Secure One-Sided Device-Independent Quantum Key Distribution Under Collective Attacks with Enhanced Robustness

TL;DR

This paper introduces a one-sided device-independent quantum key distribution protocol that enhances robustness against collective attacks, tolerates higher error rates, and functions effectively with lower detection efficiencies, advancing practical secure quantum communication.

Contribution

It provides a new 1sDI-QKD protocol with an analytical key rate bound, demonstrating improved noise tolerance and robustness over existing DI-QKD methods.

Findings

Higher QBER tolerance than DI-QKD protocols.

Secure key generation with lower detection efficiencies.

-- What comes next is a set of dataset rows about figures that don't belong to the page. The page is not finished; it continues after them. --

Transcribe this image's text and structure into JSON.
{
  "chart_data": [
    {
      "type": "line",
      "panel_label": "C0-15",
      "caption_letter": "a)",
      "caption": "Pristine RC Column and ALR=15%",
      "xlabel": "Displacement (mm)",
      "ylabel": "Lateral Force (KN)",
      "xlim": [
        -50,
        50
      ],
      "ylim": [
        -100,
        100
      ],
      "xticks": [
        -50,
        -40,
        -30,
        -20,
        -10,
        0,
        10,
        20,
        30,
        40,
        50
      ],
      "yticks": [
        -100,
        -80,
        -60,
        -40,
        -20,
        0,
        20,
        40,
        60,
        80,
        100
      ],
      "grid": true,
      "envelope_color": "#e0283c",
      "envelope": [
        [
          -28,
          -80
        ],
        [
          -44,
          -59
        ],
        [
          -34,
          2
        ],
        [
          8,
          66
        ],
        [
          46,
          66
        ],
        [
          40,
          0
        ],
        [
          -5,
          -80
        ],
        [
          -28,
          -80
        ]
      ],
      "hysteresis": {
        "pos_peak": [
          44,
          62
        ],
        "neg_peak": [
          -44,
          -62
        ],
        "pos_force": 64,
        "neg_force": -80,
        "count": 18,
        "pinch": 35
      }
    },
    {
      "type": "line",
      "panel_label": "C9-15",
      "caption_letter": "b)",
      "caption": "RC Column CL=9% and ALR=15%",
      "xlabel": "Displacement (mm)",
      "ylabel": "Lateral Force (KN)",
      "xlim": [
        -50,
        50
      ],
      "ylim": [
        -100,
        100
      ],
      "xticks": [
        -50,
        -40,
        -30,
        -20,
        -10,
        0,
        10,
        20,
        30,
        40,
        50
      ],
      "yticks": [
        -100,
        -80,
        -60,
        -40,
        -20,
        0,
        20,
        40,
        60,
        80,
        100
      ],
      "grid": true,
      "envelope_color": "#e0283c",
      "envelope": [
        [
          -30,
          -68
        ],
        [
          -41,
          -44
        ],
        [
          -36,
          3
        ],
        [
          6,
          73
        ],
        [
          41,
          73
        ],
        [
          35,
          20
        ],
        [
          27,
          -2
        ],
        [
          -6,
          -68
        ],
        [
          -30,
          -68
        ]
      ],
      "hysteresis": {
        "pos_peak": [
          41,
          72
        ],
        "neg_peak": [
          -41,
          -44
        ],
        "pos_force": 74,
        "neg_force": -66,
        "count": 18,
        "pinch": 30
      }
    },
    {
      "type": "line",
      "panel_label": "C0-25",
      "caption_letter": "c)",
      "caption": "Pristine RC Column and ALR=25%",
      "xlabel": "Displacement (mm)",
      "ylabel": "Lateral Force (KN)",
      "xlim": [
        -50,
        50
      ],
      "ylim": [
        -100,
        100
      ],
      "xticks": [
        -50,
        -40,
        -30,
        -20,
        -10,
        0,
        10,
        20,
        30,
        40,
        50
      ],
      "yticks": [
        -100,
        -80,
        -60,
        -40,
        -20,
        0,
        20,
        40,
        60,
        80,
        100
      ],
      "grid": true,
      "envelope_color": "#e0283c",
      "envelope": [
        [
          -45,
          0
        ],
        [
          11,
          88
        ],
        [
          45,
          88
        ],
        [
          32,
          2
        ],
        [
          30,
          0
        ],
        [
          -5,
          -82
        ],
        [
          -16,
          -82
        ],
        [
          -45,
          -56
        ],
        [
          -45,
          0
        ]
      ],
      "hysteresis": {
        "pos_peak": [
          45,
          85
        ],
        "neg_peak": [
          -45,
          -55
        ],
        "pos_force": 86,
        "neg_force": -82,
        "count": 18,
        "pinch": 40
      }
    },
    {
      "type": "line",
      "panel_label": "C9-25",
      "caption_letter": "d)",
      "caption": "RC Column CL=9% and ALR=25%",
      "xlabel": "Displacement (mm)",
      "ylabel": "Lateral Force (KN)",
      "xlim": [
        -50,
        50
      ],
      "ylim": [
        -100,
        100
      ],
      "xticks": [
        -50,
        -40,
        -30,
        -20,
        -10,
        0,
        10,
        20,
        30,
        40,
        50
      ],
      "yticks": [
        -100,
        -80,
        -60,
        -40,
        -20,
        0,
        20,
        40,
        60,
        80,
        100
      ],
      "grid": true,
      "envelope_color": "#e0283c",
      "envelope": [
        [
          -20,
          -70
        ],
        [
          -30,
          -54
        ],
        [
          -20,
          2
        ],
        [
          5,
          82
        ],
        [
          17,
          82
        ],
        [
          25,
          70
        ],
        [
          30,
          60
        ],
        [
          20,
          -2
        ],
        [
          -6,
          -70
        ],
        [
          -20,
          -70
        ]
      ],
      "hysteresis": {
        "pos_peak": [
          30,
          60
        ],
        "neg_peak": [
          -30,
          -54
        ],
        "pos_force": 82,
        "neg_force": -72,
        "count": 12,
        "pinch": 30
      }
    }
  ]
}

Analytical closed-form key rate formula derived.

Abstract

We study the security of a quantum key distribution (QKD) protocol under the one-sided device-independent (1sDI) setting, which assumes trust in only one party's measurement device. This approach effectively provides a balance between the experimental viability of device-dependent (DD-QKD) and the minimal trust assumptions of device-independent (DI-QKD). An analytical lower bound on the asymptotic key rate is derived to provide security against collective attacks, in which the eavesdropper's information is limited only by the function of observed violation of a linear quantum steering inequality, specifically the three-setting Cavalcanti-Jones-Wiseman-Reid (CJWR) inequality. We provide a closed-form key rate formula by reducing the security analysis to mixtures of Bell-diagonal states by utilizing symmetries of the steering functional. We show that the protocol tolerates higher quantum bit error rates (QBER) than present DI-QKD protocols by benchmarking its performance under depolarizing noise. Furthermore, we explore the impact of detection inefficiencies and show that, in contrast to DI-QKD, which requires near-perfect detection, secure key generation can be achieved even with lower detection efficiency on the untrusted side. These findings highlight the advantages of 1sDI-QKD as a steering-based alternative for secure quantum communication and provide insights relevant for near-future experimental implementations.